According to USA Today, the Ontario-based organization has seen foreign visitors (nearly 70% of whom are from the U.S.) decline from almost 14 million in 2000 to 11 million last year, and it expects another drop of about 5% this year.
What’s dampening U.S. demand:

    • Confusion over new passport regulations. Since Jan. 23, U.S. citizens re-entering the country by air from Canada must carry a passport; land and sea travelers can still use a birth certificate plus a photo ID until sometime between summer 2008 and June 2009. On June 8, after an unanticipated surge of applications and processing delays, the U.S. State Department announced that it would accept a government-issued photo ID and a passport application receipt from air travelers through Sept. 30. Meanwhile, the U.S. Department of Homeland Security is proposing a limited-use passport card that would be a less-expensive alternative for U.S. citizens who cross the Canadian border by land or sea.

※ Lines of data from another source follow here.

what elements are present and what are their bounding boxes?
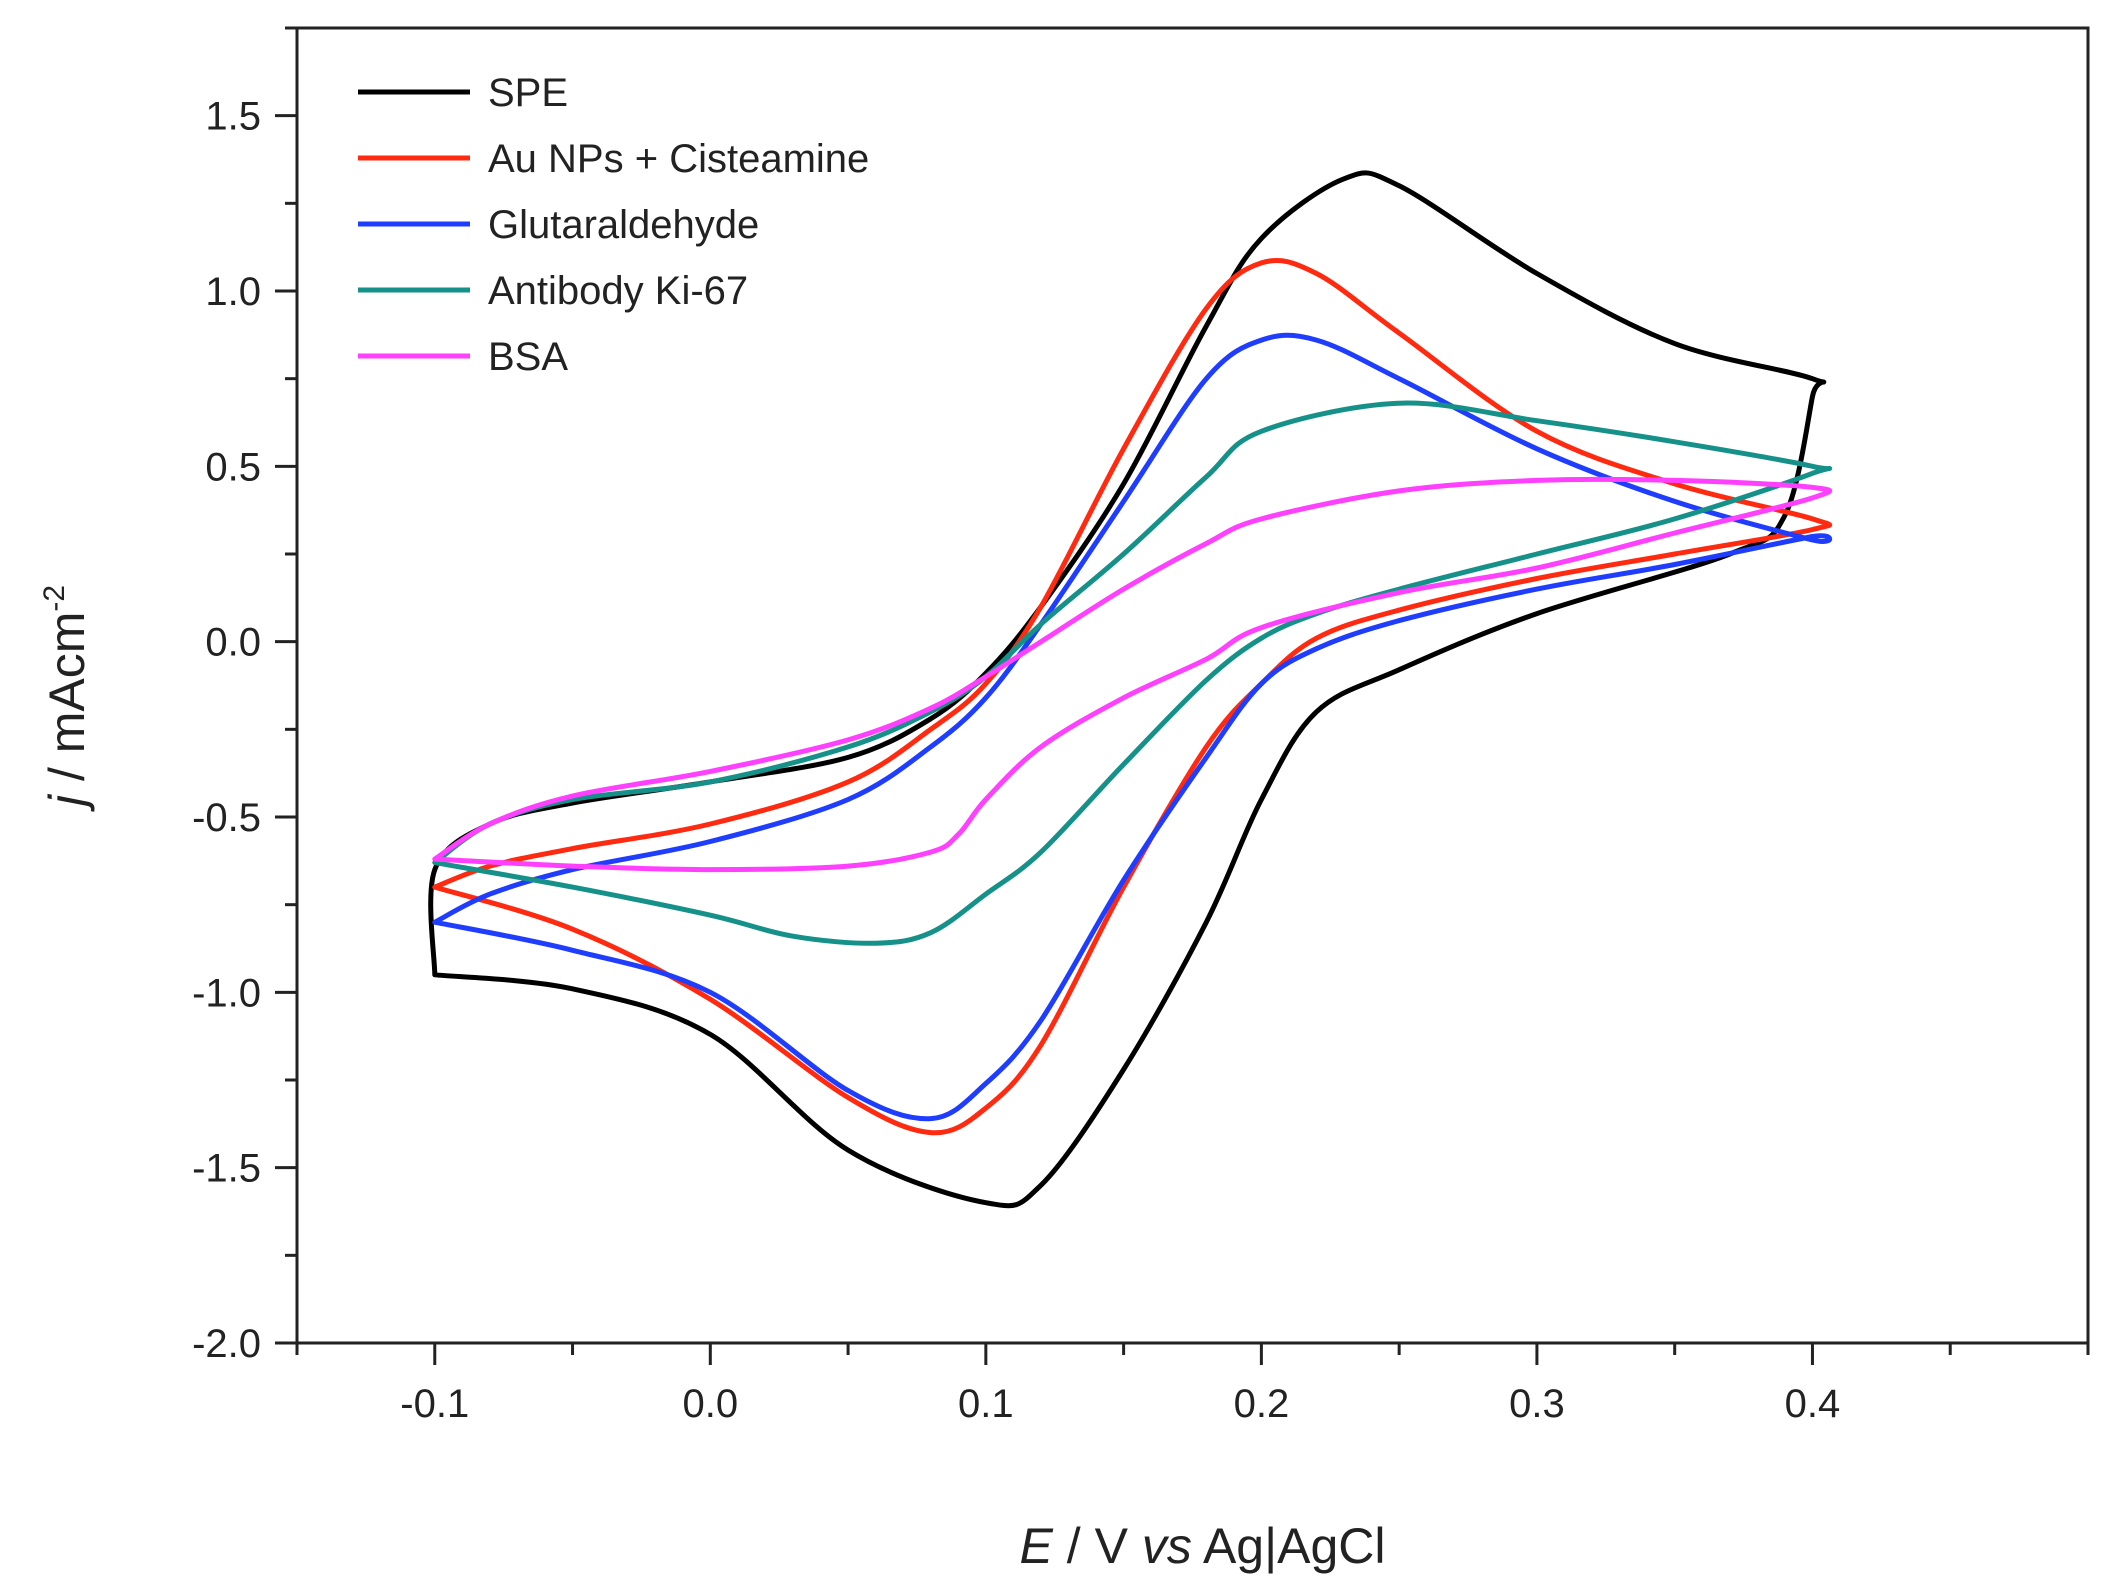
x-tick-label: 0.0 — [683, 1382, 739, 1426]
x-tick-label: 0.2 — [1234, 1382, 1290, 1426]
y-axis-title-units: / mAcm — [39, 612, 95, 795]
legend-label-glutaraldehyde: Glutaraldehyde — [488, 203, 759, 247]
y-tick-label: 0.0 — [205, 621, 261, 665]
y-tick-label: 1.5 — [205, 95, 261, 139]
y-tick-label: -0.5 — [192, 796, 261, 840]
y-axis-title: j / mAcm-2 — [38, 585, 95, 812]
x-axis-title: E / V vs Ag|AgCl — [1020, 1518, 1386, 1574]
y-tick-label: -1.5 — [192, 1147, 261, 1191]
x-axis: -0.1 0.0 0.1 0.2 0.3 0.4 — [295, 1343, 2090, 1426]
legend-label-spe: SPE — [488, 71, 568, 115]
series-line-spe — [428, 170, 1827, 1209]
x-axis-title-var: E — [1020, 1518, 1054, 1574]
y-tick-label: -1.0 — [192, 971, 261, 1015]
x-tick-label: 0.4 — [1785, 1382, 1841, 1426]
legend: SPE Au NPs + Cisteamine Glutaraldehyde Anti… — [358, 71, 869, 379]
series-line-antibody-ki-67 — [432, 400, 1833, 946]
y-tick-label: 0.5 — [205, 445, 261, 489]
y-tick-label: 1.0 — [205, 270, 261, 314]
y-axis: -2.0 -1.5 -1.0 -0.5 0.0 0.5 1.0 1.5 — [192, 26, 297, 1366]
x-axis-title-units: / V — [1053, 1518, 1142, 1574]
series-line-au-nps-cisteamine — [432, 257, 1833, 1136]
x-tick-label: -0.1 — [400, 1382, 469, 1426]
x-tick-label: 0.3 — [1509, 1382, 1565, 1426]
legend-label-antibody-ki-67: Antibody Ki-67 — [488, 269, 748, 313]
legend-label-au-nps-cisteamine: Au NPs + Cisteamine — [488, 137, 869, 181]
curves-group — [428, 170, 1833, 1209]
series-line-glutaraldehyde — [432, 332, 1833, 1122]
x-axis-title-vs: vs — [1142, 1518, 1192, 1574]
y-axis-title-exponent: -2 — [38, 585, 71, 612]
y-tick-label: -2.0 — [192, 1322, 261, 1366]
plot-frame — [295, 26, 2090, 1345]
x-tick-label: 0.1 — [958, 1382, 1014, 1426]
x-axis-title-reference: Ag|AgCl — [1192, 1518, 1386, 1574]
legend-label-bsa: BSA — [488, 335, 568, 379]
series-line-bsa — [432, 476, 1833, 873]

    • Concern about security-related delays at border crossings. Though heavy traffic associated with Monday’s Canadian holiday sparked lengthy backups for U.S.-bound lanes on Niagara Falls’ Rainbow Bridge, typical waits are 10 minutes or less, Pierce says.
    • A strong Canadian dollar and higher gas prices. The Canadian “loonie” has gained more than 10% in value this year, hitting a 30-year high against the U.S. dollar last month. This week, the loonie was worth 94.92 U.S. cents, and, according to GasBuddy.com, gas cost an average of $3.26 a gallon in Canada vs. $2.82 in the USA.
    • Canada’s elimination of a tax-rebate program for individual foreign travelers. Before April 1, visitors who spent at least $200 Canadian on goods and short-term accommodations could apply for a refund of a 6% federal sales tax.

Another worry: A survey showing that many young U.S. travelers dismiss Canada as an “average” or “boring” place to visit. “We’ve got tons of exotic product here, from heli-hiking to dogsledding,” says Williams of the Tourism Industry Association. “But you’ve got to spend money to change perceptions.”